An episode of Radiolab pointed me to India, the world’s largest democracy. At the last elections more than 800 million Indians voted at more than 930 000 polling stations, overseen by more than 11 million police officers. The Electoral Commission of India demands that no voter be required to travel more than 2 kilometres to vote, which creates a particular situation for a certain Guru Bharatdas Darshandas, who lives and works as caretaker in the lonely temple of Shiva, deep in the snake-infested Gir jungle in the westerly state of Gujarat. The jungle of Gir is lovely, dark and deep, covering more than 1400 square kilometres, and it’s the last known refuge for the Asiatic lion. There are more than 500 of them prowling the green shadows, yellow-eyed and hot-breathed like half a thousand four-footed Shivas, god of destruction, stalking wild boar and chital and chousingha, the only four-horned deer in the world.

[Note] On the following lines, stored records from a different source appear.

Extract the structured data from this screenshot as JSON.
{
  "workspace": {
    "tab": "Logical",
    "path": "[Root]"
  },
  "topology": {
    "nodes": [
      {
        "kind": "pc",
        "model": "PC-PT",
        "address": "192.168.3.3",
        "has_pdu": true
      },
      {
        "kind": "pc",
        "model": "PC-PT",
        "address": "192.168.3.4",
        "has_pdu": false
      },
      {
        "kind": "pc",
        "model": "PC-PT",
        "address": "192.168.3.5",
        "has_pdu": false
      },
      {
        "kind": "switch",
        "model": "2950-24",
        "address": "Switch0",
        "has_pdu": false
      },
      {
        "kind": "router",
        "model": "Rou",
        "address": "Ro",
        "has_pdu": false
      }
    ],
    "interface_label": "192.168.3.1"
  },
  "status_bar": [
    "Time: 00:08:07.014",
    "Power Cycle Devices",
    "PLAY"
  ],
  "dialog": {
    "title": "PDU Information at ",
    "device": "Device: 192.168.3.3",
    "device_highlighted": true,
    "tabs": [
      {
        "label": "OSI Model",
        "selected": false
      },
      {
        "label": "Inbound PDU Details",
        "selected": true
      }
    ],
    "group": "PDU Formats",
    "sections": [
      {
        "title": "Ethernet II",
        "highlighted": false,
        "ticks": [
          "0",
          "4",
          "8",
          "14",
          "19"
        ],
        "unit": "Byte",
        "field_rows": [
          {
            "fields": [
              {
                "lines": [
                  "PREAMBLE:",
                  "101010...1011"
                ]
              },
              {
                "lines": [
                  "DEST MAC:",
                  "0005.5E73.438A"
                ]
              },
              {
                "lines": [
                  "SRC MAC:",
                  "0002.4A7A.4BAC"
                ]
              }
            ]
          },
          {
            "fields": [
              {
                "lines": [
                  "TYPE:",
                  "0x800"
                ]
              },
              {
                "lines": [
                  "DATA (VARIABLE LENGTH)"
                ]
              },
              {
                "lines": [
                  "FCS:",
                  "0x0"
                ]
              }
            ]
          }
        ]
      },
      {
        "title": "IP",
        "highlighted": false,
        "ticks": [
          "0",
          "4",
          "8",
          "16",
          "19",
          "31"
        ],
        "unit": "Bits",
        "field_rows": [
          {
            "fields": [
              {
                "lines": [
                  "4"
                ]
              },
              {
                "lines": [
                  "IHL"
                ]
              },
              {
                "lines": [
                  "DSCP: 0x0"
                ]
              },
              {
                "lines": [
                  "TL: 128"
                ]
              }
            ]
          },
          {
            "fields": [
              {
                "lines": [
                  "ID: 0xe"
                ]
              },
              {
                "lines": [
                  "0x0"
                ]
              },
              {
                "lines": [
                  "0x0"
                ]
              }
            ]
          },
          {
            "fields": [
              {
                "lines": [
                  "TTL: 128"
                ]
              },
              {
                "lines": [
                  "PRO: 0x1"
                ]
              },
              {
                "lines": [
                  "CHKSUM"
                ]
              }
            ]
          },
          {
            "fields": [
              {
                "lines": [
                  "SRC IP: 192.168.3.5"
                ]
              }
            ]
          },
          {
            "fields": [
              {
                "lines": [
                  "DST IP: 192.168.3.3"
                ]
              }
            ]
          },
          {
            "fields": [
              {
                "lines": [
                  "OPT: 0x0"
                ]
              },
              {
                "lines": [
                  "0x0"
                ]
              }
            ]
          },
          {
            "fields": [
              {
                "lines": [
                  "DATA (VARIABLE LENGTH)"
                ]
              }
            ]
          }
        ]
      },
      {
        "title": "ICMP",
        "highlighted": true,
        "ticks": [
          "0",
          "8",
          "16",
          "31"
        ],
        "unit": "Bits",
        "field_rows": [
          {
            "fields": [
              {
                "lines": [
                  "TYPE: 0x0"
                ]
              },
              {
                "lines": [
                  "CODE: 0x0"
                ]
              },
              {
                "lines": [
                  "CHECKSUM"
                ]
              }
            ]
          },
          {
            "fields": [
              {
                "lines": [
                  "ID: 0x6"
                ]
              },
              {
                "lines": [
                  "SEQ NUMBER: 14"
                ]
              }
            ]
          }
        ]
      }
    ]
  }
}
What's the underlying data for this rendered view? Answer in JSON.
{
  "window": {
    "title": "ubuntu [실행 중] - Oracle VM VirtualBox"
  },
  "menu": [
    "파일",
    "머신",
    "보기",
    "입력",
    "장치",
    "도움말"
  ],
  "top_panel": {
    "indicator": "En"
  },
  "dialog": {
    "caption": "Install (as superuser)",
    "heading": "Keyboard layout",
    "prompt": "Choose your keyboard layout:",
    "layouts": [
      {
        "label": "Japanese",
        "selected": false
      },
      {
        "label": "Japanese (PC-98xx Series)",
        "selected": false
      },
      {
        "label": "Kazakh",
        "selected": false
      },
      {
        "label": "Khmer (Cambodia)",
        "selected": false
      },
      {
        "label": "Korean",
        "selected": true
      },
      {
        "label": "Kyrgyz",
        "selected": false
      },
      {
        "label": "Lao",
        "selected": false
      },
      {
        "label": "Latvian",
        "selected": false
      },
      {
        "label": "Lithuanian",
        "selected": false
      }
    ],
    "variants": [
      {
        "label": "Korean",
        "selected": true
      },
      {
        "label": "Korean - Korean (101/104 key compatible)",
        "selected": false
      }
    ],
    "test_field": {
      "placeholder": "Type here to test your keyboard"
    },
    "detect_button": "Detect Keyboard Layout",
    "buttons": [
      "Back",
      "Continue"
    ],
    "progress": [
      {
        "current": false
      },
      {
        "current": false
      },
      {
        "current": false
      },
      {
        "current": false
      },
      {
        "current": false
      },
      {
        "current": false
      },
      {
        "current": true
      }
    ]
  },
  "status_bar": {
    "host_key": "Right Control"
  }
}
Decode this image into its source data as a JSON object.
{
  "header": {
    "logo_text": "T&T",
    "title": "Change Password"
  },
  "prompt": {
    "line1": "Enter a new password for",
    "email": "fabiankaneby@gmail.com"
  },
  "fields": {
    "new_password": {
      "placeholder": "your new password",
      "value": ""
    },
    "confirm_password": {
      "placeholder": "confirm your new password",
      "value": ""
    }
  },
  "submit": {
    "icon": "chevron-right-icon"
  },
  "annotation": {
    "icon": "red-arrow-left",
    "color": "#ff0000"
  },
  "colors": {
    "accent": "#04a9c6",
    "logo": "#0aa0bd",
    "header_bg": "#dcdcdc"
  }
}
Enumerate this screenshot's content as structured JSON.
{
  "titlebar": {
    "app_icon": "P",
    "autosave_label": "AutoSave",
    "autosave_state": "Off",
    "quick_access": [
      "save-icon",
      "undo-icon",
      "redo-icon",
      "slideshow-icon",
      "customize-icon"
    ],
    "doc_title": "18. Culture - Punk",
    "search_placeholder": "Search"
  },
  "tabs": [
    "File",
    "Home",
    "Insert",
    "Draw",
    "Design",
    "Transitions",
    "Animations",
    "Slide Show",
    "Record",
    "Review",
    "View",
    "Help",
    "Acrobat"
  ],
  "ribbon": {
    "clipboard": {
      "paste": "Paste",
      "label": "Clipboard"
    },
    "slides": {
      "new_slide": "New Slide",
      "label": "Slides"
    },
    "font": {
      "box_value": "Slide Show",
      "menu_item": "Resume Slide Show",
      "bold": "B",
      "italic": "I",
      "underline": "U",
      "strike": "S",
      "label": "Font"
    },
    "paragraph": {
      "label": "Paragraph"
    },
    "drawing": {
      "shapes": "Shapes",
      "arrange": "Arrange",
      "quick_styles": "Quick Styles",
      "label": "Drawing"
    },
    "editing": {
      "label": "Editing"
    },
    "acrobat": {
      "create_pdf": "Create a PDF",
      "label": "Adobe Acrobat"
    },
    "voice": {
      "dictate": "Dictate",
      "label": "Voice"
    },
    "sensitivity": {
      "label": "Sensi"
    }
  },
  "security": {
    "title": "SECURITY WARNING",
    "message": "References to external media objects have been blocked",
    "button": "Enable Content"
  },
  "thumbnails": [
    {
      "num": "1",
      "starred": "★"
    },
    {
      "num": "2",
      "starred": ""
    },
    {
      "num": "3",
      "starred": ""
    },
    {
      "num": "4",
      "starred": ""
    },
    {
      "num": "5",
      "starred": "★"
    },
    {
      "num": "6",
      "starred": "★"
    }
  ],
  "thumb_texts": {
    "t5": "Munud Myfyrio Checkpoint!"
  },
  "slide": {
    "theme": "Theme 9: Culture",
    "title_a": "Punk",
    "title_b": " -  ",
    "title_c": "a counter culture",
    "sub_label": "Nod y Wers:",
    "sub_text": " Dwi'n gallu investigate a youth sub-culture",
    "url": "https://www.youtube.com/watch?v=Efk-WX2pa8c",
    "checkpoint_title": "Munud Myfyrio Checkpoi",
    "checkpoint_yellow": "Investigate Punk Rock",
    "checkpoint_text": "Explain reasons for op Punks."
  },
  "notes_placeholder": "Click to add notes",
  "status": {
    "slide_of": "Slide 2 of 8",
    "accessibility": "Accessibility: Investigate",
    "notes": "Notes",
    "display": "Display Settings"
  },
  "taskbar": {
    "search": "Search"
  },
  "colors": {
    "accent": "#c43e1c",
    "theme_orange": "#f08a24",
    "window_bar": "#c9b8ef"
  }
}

On the evening before each election day a crew of workers from the Election Commission lace up their walking shoes and snake-proof leggings and slip anti-lion spray into their belts. They load an electronic polling machine on their backs and hike through the jungle to set up a polling station at the temple. The next morning Guru Darshandas will rise and take his breakfast then stroll outside to the polling station, where he will vote on the electronic voting machine and have his finger marked with indelible ink. As soon as he has voted, the crew will pack up and hike 35 kilometres back out of the forest. (If I were them I wouldn’t set up the booth right outside the temple, I’d set it up exactly 1.99 kilometers away, just for fun, but that’s just me.)
Oh, it’s a beautiful story, the lengths to which this vast democracy will go to ensure one man his vote, and Indians are rightly proud of it. Every election there are more feel-good stories featuring the grinning Mr Darshandas and his long white beard tied in a strange chinny ponytail.
And it’s good that so much hoopla is made about this voting station for one man, and how every vote counts, but closer examination does reveal that in fact Guru Darshandas is not quite as isolated as you might suppose. He drives an SUV, for instance, and when a BBC journalist completed the long trek to interview him in 2014, he wasn’t home – he had driven to the nearest town to have the air-conditioning in his car fixed. More importantly, he doesn’t live alone in the jungle. He has a cook and a bodyguard and a driver who all live there too, but they’re not registered to vote and aren’t allowed to speak to reporters. No one has quite managed to establish why they don’t count as voters, but indications are that it has something to do with the fact that they’re Dalits – the lowest social caste, the Untouchables. Every vote counts, unless you’re a Dalit.
Oh democracy. You’re better than all the rest, but sometimes the closer we look at you, the more you hurt our hearts.